Div. Three of the Fourth District, in an unpublished opinion by Justice Richard D. Fybel, remanded the case to Orange Superior Court Judge Gregory H. Lewis, who granted judgment on a cause of action for breach of contract in favor of the Anaheim law firm of Cannon & Nelms—referred to in the opinion as “C & N”. The judgment was against its former client St. Andrews Development Corporation, in an amount of more than $390,000.

Fybel wrote:

“C & N did not submit declarations qualifying the invoices as business records under Evidence Code section 1271, verifying as accurate the entries in the invoices, or otherwise describing under oath the professional services rendered, the amount of time spent providing those services, and the attorneys’ billing rates. Rather, C & N relied on a provision in the retainer agreement stating that if St. Andrews did not dispute in writing any billing entry within 15 days of receipt of the bill, ‘all such entries shall be acknowledged as correct, as between us.’ Based on that provision, the trial court granted summary adjudication of the breach of contract cause of action. The court denied the motion as moot as to the other causes of action.

“We conclude the retainer agreement’s 15‑day dispute provision is unenforceable and reverse summary adjudication of the breach of contract cause of action.”

A similar proviso was invalidated in Charnay v. Cobert (2006) 145 Cal.App.4th 170, Fybel pointed out.

But that decision, Cannon & Nelms argued, was inapposite because there, a former client was asserting malpractice and breach of fiduciary duty on the part of a law firm.

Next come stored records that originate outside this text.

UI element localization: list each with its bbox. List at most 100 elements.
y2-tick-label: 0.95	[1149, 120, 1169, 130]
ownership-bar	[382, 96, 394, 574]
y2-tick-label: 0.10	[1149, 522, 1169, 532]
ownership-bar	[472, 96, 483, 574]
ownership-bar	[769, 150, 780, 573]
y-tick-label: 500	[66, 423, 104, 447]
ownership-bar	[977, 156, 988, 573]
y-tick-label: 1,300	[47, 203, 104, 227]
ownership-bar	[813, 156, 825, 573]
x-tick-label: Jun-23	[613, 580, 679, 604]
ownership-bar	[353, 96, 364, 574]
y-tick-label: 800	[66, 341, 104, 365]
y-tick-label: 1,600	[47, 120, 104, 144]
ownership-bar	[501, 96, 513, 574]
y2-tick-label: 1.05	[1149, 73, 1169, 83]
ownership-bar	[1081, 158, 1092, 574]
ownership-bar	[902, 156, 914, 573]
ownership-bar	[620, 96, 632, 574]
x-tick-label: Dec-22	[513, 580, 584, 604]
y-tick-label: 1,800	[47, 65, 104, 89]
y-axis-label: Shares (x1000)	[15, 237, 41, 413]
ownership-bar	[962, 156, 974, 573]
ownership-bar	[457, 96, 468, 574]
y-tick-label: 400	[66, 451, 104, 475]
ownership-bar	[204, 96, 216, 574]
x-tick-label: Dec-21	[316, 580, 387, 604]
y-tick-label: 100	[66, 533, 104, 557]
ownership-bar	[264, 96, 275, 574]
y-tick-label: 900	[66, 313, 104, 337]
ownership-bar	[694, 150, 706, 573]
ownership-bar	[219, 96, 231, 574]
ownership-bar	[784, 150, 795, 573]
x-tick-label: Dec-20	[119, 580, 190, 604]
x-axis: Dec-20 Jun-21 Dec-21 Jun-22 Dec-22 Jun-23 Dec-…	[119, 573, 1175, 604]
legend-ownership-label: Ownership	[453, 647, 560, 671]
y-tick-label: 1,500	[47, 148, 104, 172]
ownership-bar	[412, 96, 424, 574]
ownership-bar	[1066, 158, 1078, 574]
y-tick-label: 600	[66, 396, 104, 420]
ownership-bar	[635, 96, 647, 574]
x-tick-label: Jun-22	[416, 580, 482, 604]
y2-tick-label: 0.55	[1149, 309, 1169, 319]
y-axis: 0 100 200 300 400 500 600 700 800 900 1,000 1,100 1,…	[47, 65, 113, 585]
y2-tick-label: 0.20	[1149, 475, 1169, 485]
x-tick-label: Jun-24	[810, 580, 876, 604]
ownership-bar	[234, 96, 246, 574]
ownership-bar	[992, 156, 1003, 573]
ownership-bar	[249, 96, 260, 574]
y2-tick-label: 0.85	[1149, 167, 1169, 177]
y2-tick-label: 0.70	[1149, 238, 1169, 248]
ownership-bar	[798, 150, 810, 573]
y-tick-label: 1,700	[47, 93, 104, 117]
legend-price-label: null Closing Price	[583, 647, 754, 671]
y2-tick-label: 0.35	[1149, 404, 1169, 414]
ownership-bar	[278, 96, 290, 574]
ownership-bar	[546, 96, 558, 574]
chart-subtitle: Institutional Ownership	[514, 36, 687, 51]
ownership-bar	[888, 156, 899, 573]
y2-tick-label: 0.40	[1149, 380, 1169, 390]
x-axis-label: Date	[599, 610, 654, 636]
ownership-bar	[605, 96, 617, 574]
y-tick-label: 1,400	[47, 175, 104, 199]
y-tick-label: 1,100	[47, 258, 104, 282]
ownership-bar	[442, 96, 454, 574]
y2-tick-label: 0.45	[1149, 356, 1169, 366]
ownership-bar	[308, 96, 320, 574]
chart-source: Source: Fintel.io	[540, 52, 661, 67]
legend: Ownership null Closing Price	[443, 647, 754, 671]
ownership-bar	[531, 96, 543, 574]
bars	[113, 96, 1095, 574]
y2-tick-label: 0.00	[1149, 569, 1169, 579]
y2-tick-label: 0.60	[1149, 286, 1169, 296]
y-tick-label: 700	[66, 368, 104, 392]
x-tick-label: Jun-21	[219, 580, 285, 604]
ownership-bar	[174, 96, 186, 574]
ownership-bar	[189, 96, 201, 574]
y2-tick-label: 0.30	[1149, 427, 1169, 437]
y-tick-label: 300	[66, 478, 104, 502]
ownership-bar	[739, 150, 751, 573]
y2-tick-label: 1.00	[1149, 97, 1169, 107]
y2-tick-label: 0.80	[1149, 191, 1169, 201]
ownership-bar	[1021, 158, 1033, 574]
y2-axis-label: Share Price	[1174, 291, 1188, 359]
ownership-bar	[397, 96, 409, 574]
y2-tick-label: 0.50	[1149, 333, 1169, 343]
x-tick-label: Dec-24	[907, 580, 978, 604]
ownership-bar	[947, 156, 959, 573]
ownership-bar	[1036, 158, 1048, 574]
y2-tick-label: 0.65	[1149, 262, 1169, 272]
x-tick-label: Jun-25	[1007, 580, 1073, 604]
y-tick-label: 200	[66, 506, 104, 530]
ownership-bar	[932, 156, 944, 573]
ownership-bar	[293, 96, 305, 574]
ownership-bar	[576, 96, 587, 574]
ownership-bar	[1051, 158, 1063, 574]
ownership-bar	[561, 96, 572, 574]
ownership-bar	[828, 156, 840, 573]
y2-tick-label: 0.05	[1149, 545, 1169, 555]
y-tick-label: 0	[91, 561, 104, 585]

In the case at hand, no such allegation was put forth either by way of a cross complaint or an affirmative defense, the respondent noted.

“This is a distinction without a difference,” Fybel responded. “The relevant point is that C & N is asserting the 15‑day dispute provision against its former client to foreclose any challenge to the invoices or the entries in them.”

A provision “giving a client only 15 days to dispute what might be long and complicated attorney billings does not comport” with applicable “fiduciary standards,” the jurist said. He continued:

“We do not address whether a much lengthier period of time in which to dispute attorney invoices might be enforceable. At a minimum, a client should be given enough time not only to meaningfully review and analyze attorney billing statements for accuracy, but also to determine whether, in light of the overall representation, the services rendered were necessary or reasonable. For instance, litigation events occurring after a 15‑day window period might show that actions taken by counsel were unreasonable, unnecessary, overbilled, or detrimental to the client’s interest.”

After granting summary judgment on the cause of action based on breach of contract, Lewis declared that the causes of action for account stated and for services rendered were moot, and Cannon & Nelms subsequently dropped them.

 “We do not address whether the trial court should have granted summary adjudication of the account stated and services rendered causes of action because C & N dismissed them without prejudice,” Fybel wrote.

The case is Cannon & Nelms v. St. Andrews Development Corp., G052813.

Anthony L. Cannon and Debra K. Cook of Cannon & Nelms sought an affirmance and Roy Z. Silva of Theodora Oringher argued for reversal.